Of course, the most familiar kind of indefinite food storage for many people is freezing, which still requires electricity but is a good place to start. Rather than eating out, ordering in or making individual meals one by one, you can make a large quantity of a dish in season and freeze it in a dozen meal-sized portions for later. It costs much less than making many individual meals, you can mix-and-match dishes, and the food retains most of its vitamins and flavour from the time it was picked.

Your climate will make some kinds of preservation easier or more difficult -- our damp climate in Ireland means we have to watch out for mould when drying, and you may need the help of your radiator or oven. On the other hand, we have very little snow or even frost here, and this is a good climate to simply leave things like parsnips, celeriac or other root vegetables in the ground through the winter, and yank them out as you need them. Some people put straw or bags over them to protect from frost, or pull them from the earth and store them in sand.

Finally, you can preserve some foods by changing them into other foods; we turn our milk into yogurt and soft cheese, and my first hard cheese experiment created some very nice Parmesan. More on how to make cheese soon.

5 comments:

Andy Brown said...

-Sharon Astyk offers an excellent on-line course on food preservation. I took it a few years ago and it was a great way to get going on experimenting with the various approaches.

Anonymous said...

We just got the materials to build a low temperature dehydrator. I'm very excited!

Unknown said...

OK I want instruction on how to make cheese. Also, experimenting with tea will ALWAYS make me think of you!

jpbenney said...

The interesting thing is that, in geological terms, it is exceedingly unusual to obtain conditions where animals could obtain enough food to store.

Mark Huston has shown, that adjusted for the length of the growing season, primary productivity over the eastern hemisphere is lowest at 25˚S to 35˚S and over the western hemisphere (New Zealand as well as the Americas) in the tropics.

Low primary productivity in the tropics, Australia and southern Africa precludes animals from gaining enough food to keep any surplus.
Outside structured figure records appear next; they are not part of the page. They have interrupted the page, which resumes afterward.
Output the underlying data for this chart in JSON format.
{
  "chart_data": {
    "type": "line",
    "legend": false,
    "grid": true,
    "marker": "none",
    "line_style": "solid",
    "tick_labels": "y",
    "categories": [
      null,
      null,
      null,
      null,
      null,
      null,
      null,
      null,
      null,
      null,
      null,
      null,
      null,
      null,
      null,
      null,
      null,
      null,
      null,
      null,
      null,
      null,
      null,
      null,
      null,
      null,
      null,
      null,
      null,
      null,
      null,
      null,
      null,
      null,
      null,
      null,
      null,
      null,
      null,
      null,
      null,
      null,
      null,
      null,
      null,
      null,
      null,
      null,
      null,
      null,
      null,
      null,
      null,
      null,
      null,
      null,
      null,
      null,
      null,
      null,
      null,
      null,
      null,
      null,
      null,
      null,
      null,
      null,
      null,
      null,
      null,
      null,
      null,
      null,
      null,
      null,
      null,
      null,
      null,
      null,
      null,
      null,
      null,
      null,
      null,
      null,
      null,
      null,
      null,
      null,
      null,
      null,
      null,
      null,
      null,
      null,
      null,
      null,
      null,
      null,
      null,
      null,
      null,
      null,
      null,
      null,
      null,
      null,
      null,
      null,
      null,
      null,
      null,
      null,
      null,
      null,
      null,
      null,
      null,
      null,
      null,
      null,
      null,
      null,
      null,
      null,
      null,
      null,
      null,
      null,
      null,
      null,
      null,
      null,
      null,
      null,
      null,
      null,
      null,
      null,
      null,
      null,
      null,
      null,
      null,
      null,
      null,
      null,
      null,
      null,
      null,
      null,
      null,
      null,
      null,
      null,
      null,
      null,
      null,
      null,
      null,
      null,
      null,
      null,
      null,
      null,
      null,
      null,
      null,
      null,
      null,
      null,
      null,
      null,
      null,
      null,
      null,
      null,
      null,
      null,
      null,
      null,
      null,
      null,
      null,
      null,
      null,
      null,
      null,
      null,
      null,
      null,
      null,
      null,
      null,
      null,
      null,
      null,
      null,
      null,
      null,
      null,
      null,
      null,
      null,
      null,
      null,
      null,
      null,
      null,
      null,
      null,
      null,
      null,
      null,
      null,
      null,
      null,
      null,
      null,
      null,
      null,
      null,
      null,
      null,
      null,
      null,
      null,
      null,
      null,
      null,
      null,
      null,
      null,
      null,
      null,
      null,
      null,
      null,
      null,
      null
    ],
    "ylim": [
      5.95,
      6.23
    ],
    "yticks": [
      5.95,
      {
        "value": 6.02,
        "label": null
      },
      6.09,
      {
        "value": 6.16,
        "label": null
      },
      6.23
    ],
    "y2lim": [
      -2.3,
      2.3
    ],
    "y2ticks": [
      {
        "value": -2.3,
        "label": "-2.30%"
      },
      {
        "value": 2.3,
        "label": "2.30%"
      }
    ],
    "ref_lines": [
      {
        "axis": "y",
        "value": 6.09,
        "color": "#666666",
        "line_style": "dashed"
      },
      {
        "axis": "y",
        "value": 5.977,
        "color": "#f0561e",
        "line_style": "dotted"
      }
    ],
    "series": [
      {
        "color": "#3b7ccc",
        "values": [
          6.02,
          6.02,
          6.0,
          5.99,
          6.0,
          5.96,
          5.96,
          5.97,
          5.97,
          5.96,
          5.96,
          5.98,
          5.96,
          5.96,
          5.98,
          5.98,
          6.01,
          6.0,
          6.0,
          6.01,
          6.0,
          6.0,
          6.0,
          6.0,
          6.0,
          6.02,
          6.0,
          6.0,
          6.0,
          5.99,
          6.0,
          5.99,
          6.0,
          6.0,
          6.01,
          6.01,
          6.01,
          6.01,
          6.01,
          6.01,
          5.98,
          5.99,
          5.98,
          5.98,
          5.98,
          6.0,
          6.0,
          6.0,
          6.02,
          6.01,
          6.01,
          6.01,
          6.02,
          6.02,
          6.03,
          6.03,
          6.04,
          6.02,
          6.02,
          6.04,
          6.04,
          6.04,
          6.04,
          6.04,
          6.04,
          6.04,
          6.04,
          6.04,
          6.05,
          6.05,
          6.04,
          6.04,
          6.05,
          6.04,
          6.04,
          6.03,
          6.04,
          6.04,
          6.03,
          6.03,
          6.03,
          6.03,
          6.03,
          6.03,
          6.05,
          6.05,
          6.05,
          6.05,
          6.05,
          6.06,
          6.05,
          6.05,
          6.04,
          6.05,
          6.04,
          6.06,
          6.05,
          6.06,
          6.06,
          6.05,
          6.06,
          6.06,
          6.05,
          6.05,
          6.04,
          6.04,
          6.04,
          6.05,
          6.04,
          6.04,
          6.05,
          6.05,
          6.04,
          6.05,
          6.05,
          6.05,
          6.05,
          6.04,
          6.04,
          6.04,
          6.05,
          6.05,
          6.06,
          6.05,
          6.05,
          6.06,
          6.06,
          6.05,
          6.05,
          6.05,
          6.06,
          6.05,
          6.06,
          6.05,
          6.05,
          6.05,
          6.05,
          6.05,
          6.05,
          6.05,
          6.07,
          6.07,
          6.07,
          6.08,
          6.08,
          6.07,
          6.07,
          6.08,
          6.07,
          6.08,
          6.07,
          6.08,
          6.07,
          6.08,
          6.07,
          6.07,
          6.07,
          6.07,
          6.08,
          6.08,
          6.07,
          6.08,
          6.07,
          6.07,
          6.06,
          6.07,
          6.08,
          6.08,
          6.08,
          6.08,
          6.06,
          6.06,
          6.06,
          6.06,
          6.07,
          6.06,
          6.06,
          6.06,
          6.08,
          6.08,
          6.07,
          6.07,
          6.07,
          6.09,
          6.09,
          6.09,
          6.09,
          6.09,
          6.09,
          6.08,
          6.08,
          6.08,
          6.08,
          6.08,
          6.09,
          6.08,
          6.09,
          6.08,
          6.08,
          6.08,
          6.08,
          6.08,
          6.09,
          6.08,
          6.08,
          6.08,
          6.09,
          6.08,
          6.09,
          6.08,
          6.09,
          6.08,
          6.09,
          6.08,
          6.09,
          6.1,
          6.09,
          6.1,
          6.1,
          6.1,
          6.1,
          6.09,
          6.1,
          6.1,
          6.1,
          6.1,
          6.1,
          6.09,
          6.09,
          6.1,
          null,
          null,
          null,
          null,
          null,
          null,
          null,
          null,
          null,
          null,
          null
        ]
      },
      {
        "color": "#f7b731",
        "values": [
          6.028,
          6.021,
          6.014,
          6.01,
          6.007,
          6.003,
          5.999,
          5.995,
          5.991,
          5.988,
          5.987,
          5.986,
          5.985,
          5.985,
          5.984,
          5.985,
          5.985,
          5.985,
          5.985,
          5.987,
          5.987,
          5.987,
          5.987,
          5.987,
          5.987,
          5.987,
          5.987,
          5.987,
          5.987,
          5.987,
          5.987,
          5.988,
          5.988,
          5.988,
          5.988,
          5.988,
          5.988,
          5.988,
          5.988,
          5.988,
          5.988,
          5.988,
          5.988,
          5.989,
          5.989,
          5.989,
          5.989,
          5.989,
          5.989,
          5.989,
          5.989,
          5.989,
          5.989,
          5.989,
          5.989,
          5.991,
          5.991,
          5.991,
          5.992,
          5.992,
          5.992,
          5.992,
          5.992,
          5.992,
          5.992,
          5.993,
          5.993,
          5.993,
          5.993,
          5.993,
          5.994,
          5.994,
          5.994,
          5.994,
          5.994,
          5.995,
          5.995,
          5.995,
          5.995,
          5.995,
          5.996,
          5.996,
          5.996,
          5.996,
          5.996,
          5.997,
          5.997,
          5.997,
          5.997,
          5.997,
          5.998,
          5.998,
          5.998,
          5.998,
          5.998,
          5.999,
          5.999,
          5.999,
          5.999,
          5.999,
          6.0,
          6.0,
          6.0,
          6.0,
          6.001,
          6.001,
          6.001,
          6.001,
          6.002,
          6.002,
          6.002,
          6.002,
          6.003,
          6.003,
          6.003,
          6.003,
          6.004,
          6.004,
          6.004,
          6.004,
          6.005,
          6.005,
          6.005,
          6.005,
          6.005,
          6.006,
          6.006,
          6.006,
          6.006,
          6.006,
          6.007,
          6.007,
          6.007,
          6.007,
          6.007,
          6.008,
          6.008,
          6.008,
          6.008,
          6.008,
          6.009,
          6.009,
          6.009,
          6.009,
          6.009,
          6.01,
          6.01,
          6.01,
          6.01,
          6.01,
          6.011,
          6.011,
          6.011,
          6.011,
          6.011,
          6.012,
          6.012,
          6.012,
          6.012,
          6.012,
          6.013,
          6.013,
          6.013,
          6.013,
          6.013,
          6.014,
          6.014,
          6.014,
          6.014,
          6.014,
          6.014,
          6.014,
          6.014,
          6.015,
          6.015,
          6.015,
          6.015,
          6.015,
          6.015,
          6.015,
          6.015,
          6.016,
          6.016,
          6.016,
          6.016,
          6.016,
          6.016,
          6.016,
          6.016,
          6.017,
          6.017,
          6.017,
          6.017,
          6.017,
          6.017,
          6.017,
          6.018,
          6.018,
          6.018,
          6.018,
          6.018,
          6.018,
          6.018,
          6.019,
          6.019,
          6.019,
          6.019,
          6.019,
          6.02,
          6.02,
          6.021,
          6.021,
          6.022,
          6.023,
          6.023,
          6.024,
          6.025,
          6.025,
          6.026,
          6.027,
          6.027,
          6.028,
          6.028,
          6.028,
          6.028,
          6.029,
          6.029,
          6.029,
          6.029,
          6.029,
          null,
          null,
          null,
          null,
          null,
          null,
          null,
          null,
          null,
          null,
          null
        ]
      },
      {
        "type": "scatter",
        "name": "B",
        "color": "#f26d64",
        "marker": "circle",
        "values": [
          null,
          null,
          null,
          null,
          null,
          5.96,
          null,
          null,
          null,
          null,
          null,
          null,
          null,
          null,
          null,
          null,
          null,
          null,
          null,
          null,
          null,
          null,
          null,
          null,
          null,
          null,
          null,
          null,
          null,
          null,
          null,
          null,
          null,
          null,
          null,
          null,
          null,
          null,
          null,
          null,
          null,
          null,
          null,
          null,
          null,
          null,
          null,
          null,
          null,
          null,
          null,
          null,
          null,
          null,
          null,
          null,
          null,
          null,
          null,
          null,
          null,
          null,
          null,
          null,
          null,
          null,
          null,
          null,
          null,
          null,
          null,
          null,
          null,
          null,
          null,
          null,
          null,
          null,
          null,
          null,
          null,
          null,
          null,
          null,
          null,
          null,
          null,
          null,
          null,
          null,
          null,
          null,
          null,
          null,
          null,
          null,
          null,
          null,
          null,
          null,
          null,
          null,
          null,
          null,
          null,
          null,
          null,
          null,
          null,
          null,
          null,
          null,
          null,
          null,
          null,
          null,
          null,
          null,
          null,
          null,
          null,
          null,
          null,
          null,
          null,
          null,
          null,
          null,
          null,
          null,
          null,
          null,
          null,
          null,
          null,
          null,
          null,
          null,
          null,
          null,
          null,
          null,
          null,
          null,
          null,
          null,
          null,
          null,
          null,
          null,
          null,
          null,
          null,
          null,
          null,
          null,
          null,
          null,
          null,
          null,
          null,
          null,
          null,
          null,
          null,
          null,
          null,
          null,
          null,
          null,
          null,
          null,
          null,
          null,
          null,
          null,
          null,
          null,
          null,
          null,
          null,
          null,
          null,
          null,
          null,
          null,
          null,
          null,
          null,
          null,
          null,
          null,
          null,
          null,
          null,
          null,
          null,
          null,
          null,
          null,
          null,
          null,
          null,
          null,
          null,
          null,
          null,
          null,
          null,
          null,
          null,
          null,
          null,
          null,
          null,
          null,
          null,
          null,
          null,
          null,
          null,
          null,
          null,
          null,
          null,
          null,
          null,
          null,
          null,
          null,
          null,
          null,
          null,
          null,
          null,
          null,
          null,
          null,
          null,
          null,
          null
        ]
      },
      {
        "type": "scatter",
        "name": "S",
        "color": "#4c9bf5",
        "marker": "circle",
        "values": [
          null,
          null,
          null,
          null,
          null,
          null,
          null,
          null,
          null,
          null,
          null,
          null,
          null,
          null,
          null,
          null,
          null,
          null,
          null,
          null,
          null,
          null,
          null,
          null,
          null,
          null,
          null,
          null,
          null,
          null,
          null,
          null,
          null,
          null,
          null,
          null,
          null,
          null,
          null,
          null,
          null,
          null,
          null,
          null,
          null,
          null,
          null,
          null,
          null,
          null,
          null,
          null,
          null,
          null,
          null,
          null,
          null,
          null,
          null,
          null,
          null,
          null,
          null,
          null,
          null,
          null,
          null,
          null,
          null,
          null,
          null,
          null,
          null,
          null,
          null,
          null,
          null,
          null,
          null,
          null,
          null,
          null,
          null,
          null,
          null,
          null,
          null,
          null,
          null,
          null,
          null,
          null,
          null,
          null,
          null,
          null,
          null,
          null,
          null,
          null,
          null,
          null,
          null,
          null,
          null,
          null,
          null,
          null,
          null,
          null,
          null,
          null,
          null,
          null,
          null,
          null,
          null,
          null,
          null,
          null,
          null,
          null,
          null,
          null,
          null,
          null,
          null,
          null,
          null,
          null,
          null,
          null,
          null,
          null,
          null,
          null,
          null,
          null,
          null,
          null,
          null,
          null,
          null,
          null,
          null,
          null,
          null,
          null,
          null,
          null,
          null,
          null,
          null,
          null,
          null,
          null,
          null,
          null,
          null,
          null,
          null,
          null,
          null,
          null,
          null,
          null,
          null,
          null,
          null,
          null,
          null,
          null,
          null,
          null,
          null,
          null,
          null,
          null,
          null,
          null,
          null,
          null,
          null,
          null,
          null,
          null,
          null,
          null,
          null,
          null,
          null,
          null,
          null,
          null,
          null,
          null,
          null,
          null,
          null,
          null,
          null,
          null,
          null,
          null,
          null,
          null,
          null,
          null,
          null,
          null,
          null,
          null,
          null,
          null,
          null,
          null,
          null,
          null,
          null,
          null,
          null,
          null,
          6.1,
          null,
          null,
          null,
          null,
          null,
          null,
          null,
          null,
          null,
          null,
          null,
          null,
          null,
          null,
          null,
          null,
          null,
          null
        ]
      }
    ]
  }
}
This explains their much higher species diversity than the extratropical northern and western hemispheres: there is no resource competition for surpluses.

What is telling is that the paleopedological record (the fossil record of soils as opposed to animals or plants) suggests that the fertile soils of the extratropical northern and western hemispheres never occurred between the Permian (280,000,000 years ago) and the Oligocene 40,000,000 years ago. This would mean that food storage by animals like pinyon jays (which are very like Australian birds in many ways as I note here) would have been simply implausible.

Perversely, scarcity of food can produce encephalisation beyond what occurs in the extratropical northern and western hemispheres - after all, humanity originated on the savannas of Africa which as Dustin Rubinstein demonstrates are an unpredictable and low-productivity environment. Still, the energy required for encephalisation in the low-energy environments of Australia and Southern Africa is testing at best, something overlooked by people like Richard Lynn.

Brian Kaller said...

Andy,
I've heard of her course but never taken it - I should check it out.

Snarkeling,
I'd like to hear about the design, and what you make from it. Let me know how it goes!

Allison,
I am going to try to make some more cheese later today, and get a bit more practice before I write about it.

JP,
Interesting. Do you think that a temperate climate allows for more kinds of storage, even if it offers less overall food?

When you say that fertile temperate soils never occured for a quarter-billion years, that's an astounding statement. What are ways we can tell what the soils were like, beyond extrapolating from rocks or fossils? If scarcity can accelerate brain development -- which makes intuitive sense even to a layman -- I wonder what that means for a future of runaway climate change? Let me know what you think.